Following a bountiful holiday season that included a contract win from an existing customer and new debt funding, Cyan this week raised its outlook for fourth-quarter revenue.
The vendor now expects revenue for the fourth quarter in the $30 million to $31 million range -- a bump up from the range of $24 million to $26 million it had quoted earlier. In a statement, Cyan Inc. CEO Mark Floyd said the company has seen greater than expected demand for its Z-Series optical platform for metro and regional 100G and packet applications.
The brightened revenue outlook comes two weeks after Cyan announced it had won a deal from existing customer Windstream Communications Inc. (Nasdaq: WIN) for the Z-Series to be deployed in the carrier's metro and regional networks to help it offer faster broadband to residential and business customers, as well as improve the carrier's ability to compete for data center and cloud connectivity opportunities. (See Windstream Taps Cyan for 100G Upgrade.)

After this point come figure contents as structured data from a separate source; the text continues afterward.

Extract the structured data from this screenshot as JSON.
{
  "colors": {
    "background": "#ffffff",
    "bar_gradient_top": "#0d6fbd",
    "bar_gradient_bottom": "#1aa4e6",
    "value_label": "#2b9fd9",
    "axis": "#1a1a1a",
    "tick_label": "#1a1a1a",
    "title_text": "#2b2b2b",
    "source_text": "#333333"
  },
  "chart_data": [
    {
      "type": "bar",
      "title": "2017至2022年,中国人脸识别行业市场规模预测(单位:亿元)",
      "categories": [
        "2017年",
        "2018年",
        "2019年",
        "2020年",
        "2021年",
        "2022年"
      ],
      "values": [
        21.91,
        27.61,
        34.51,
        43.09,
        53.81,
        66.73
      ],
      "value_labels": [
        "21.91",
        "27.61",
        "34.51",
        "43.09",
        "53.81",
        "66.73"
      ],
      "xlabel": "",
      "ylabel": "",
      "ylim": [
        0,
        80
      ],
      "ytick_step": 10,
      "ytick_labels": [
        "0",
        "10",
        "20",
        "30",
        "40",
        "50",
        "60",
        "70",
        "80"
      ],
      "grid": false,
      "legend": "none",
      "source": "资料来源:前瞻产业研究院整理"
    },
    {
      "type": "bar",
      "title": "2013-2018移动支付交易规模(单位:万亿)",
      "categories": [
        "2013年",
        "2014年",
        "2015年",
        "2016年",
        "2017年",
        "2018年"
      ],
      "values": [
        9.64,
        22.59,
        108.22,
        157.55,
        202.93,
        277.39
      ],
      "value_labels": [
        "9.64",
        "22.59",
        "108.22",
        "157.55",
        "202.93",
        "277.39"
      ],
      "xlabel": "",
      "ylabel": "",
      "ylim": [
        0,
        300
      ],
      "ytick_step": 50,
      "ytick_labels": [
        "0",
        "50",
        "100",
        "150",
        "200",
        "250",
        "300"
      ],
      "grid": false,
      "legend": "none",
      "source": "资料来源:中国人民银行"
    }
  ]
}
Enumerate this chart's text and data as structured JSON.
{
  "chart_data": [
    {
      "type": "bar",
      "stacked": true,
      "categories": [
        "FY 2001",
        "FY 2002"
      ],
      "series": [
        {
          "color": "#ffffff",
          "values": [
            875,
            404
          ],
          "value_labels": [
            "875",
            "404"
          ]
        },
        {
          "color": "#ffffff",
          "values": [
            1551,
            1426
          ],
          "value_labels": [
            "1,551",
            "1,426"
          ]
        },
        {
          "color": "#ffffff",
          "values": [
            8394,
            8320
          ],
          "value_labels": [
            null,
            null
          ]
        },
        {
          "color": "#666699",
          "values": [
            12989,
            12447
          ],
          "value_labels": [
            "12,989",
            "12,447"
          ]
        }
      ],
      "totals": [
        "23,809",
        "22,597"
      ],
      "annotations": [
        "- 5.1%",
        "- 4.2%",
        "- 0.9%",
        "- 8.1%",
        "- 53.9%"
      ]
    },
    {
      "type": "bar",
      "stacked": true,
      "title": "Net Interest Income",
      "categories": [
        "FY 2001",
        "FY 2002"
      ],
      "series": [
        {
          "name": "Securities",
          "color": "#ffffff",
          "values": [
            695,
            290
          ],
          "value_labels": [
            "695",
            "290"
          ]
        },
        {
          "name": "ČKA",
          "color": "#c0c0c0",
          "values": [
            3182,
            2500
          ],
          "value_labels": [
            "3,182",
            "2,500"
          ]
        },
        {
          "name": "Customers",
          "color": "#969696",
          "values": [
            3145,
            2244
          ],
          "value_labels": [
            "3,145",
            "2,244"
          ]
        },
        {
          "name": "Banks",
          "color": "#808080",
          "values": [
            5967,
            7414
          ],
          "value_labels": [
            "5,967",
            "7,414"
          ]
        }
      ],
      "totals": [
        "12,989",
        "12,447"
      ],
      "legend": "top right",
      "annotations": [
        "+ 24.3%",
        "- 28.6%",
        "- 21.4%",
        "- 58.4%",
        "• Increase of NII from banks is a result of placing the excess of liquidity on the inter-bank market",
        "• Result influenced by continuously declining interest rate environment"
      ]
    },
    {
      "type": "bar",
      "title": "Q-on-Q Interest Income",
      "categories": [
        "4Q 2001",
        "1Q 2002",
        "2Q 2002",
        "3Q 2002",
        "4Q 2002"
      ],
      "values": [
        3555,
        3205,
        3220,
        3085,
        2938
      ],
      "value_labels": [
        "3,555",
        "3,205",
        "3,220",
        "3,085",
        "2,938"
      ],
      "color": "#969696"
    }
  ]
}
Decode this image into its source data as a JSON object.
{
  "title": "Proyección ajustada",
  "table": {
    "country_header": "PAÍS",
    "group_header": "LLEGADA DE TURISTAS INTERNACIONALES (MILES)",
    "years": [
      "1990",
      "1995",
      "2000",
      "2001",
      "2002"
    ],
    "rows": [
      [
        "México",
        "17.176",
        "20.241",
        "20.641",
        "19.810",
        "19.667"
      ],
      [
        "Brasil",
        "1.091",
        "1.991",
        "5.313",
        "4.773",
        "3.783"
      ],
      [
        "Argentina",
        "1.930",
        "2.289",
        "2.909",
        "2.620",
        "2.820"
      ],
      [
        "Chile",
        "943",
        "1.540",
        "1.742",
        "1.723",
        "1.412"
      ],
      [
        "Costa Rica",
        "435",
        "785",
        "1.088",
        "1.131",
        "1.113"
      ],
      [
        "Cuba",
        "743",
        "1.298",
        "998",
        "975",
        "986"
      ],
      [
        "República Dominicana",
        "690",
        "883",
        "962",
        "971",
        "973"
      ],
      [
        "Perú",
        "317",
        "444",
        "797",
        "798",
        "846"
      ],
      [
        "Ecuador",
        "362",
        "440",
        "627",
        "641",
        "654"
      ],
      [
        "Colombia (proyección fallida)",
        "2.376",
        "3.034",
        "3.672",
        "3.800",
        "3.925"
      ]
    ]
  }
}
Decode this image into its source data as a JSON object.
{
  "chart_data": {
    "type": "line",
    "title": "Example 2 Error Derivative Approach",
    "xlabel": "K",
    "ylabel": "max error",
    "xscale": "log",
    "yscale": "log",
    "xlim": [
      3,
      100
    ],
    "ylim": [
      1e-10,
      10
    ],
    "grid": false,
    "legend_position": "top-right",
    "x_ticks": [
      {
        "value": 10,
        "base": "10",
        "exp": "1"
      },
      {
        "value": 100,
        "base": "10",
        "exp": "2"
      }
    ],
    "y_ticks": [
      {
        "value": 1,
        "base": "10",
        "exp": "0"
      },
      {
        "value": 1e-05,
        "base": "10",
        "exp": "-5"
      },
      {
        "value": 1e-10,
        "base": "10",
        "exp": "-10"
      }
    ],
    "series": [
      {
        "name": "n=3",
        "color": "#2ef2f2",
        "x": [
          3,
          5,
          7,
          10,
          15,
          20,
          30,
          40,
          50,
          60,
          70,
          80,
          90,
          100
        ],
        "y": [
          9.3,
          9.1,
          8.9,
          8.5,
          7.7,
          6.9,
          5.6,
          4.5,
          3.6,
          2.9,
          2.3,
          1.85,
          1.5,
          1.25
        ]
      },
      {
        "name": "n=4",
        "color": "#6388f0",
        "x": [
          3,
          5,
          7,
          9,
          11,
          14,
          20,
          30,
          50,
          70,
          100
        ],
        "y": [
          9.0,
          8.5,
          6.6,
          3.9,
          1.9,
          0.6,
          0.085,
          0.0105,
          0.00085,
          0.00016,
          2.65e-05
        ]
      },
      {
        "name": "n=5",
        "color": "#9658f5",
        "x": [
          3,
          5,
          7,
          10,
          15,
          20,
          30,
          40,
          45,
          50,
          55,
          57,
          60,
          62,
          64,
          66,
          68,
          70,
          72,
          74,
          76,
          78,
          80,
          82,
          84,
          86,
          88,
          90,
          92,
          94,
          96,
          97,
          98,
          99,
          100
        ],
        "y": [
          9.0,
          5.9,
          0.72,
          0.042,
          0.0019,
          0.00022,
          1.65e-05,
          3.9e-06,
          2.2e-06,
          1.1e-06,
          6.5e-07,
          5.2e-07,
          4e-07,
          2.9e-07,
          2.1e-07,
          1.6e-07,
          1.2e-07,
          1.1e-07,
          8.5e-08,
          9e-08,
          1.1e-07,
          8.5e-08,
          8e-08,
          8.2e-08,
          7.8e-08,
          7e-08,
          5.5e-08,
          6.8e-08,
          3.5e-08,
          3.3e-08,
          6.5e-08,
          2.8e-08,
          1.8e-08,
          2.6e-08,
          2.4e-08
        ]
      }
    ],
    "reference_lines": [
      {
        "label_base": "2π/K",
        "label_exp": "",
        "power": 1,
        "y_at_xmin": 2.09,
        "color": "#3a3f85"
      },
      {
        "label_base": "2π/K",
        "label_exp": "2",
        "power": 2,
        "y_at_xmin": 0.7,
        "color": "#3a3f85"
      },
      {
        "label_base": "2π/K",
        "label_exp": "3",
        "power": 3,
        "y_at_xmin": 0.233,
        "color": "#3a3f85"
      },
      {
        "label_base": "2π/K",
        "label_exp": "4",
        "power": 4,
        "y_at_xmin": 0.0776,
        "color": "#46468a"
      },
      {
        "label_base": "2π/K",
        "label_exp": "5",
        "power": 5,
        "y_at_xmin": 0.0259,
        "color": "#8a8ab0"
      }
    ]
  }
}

Though Windstream has often been Cyan's biggest revenue contributor on a quarter-to-quarter basis, the December announcement represented an expansion of the vendor's role at Windstream from its previous, smaller role supporting mobile backhaul applications, according to Joe Cumello, vice president of marketing at Cyan.
Cumello tells us that Cyan will further elaborate on the reasons for its change in outlook when the company reports fourth-quarter earnings on Feb. 18. For now, he's dancing around the question of how much the higher revenue projection has to do with the Windstream deal, saying that Cyan saw increased interest "across all markets" for its optical and SDN/NFV products.
Industry analysts are keenly watching Cyan for some progress in converting its numerous SDN/NFV trials into paying contracts. This week's statement from the company also reiterated CEO Floyd's earlier projection that Cyan will do just that during the first half of this year, but how soon such contract wins will translate into revenue remains to be seen.
"We remain concerned that Tier 1 carriers are notoriously slow-moving, and it might be a few quarters before Blue Planet [Cyan's SDN software platform] could hit the top-line for these Tier 1 opportunities," says George Notter, analyst with Jefferies, in a research note.
Lagging SDN purchasing cycles were part of what drove Cyan to size up new funding options late last year. In December, it announced a sale of Convertible Senior Secured Notes to obtain more than $46 million to be used to support ongoing business operations. (See Cyan to Net $46.6M in Notes Sale and Cyan Seeks Funding in SDN Squeeze.)